Yposkesi, a French contract development and manufacturing organization (CDMO) specializing in cell and gene therapies, announced that it would commence building a second facility focused on commercial manufacture.
The site will be built with €58m (US$71m) of investment that will add 5,000m2 of manufacturing space to the company’s current capacity, creating a total production surface space of 10,000m2.
Once operational in 2023, the facility will add around 80 jobs to its current location in the Genopole Campus in Corbeil-Essonnes, France, bringing the total headcount across the company to approximately 260 employees.
The plans for the new site were begun in 2017, with Yposkesi stating that the expansion was driven by rising demand in the cell and gene therapy space.
The facility will house two additional production lines with several 1,000L scale bioreactors.
Alain Lamproye, the company’s executive chairman, told BioPharma-Reporter that the capacity will be utilized for large-scale clinical or commercial projects.
He also confirmed that the bioreactors housed at the facility will be single-use and will be used for the production of lentiviral vectors and adeno-associated viruses, in conformance with European Medicines Agency (EMA) and US Food and Drug Administration (FDA) regulation for current good manufacturing practice (cGMP).
Regarding the facility itself, which the company described as ‘ultramodern’, Lamproye stated: “The design of the manufacturing suites allows a very high plant throughput (up to 20 batches per year, per suite), with a lot of flexibility to accommodate different technologies (for both upstream and downstream processes). This will enable Yposkesi to work with different types of client requests.”

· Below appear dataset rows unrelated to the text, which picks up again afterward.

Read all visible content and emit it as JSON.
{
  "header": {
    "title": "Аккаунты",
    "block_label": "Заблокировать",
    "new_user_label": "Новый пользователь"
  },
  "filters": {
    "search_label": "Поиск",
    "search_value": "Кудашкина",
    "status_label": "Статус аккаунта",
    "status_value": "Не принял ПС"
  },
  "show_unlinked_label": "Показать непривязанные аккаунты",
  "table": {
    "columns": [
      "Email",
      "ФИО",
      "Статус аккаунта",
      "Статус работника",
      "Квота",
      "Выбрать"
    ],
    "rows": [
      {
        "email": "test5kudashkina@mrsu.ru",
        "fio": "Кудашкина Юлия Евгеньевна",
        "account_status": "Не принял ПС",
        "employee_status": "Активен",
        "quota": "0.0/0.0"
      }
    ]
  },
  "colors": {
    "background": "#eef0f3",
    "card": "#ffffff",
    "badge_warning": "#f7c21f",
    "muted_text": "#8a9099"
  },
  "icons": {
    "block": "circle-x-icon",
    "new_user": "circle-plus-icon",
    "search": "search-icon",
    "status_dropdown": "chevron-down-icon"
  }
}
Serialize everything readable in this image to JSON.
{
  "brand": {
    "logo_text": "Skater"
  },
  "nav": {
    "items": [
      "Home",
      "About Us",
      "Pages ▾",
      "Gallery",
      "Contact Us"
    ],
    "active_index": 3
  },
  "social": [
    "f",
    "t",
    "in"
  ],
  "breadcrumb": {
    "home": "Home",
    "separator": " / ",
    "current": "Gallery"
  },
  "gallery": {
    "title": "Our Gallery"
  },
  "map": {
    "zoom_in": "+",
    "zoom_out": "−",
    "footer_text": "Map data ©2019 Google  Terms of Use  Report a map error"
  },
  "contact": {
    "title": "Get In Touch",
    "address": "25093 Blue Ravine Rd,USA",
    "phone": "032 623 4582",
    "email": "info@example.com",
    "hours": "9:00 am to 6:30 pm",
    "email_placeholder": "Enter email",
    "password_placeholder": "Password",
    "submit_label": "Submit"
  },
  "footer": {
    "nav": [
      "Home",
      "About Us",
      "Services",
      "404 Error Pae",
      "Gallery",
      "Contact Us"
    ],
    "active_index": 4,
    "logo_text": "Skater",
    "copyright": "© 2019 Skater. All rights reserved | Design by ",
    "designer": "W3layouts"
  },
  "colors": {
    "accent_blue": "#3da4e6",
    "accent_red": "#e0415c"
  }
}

Alongside the production capabilities, the facility will include a centralized warehouse, capacity for media, solutions, and mountings preparation, as well as drug substance production suites and stores, and quality control lab resources.
Backed by new equity shareholder
According to Yposkesi, the investment was made possible through the backing of SK Pharmteco. The latter contract manufacturing organization (CMO) became the majority shareholder of Yposkesi in March of this year, when it acquired a 70% stake in the company.
When asked if further expansion would be made possible through SK Pharmteco’s backing, Lamproye commented only that the California-headquartered company was “committed” to investing and developing Yposkesi’s location in Corbeil-Essonnes, with further investments to be “decided in the future”.
SK Pharmteco is in itself a subsidiary of SK Holdings, a South Korean conglomerate that has been steadily building outs its presence in the pharmaceutical sector through acquisitions, such as its purchase of Bristol-Myers Squibb’s Irish API plant in 2017. Its investment in Yposkesi represents its first foray into the biologics space.